I believe there are different data sources. The Canadian survey of voluntary giving and partnerships, which is run by StatsCan every three years, does quote that roughly 85% of Canadians give, and I think that's right. People have said, yes, they gave $5 to the Terry Fox run two weeks ago. The difference is it may not be receipted, and it may be very small. We're now at 23.1% of tax returns claiming a charitable receipt. That's been declining for 20 years; it used to be closer to 30%, so we're down almost a third.
This is people who have tax credits. They're smart enough to keep them and submit them. So we're probably talking about the bigger gifts and the wealthier people. But we need to know which ones we're tracking.
Yes, I can take my wife's donation and put it onto mine, and that explains maybe why it's lower. The median amount, which means half Canadians give more than this and half give less, in those claims is only about $250. So it's an extremely low percentage of the average household income. That $250 is relatively stagnant and not a big amount. So if I'm doing it for two, my wife and I, $250 is fairly petty. It's not a high number and that's our problem. It's not that Canadians don't give. It's that they don't know how much to be giving.
In an Ipsos survey, we asked Canadians if they knew how much they should be giving, and about 75% of Canadians said no.
Do all of you around this room know exactly what you should be giving to meet social norms? The people who know tend to give more. The people who had tithing, who were brought up to know what they should be doing, they give more.
So reason leads us to believe that teaching and defining works. We all have the same tax policy, so it's more than just a tax policy issue. It's a social, cultural, learned, mentored behaviour.

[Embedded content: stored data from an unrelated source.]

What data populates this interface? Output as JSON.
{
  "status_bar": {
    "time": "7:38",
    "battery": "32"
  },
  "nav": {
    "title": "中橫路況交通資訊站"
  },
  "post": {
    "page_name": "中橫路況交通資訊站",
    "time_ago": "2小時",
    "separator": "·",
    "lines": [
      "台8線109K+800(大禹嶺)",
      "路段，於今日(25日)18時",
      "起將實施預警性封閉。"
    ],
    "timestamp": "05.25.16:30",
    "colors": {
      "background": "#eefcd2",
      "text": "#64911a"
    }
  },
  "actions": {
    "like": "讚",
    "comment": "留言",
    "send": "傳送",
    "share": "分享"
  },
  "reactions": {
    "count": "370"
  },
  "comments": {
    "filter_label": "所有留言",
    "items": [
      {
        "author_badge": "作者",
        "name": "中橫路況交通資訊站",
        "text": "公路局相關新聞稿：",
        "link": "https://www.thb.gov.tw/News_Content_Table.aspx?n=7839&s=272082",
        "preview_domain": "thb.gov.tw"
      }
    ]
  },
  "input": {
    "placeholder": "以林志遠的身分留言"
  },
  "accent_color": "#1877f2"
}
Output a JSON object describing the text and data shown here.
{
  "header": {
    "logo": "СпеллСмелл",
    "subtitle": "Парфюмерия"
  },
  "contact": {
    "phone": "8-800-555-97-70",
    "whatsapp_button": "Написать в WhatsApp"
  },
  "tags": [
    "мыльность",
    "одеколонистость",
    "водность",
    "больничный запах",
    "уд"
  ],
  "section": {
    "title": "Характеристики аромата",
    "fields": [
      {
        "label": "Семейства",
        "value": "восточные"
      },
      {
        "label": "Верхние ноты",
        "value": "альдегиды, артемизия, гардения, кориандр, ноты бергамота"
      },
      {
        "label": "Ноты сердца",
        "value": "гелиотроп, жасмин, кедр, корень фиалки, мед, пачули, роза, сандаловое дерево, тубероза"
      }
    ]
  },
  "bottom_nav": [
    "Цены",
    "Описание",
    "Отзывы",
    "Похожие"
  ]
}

The same thing happened with recycling. Only 25 years ago, if you recycled, you were on the fringe and you were abnormal. In one generation if you don't recycle, there's peer pressure and you're a pariah. It was a multifaceted approach—teaching kids, peer pressure, and all these things made a fundamental change. It was the same with seat belts, drinking and driving, smoking. It takes time and it takes a multifaceted approach. That's what we're suggesting as a solution.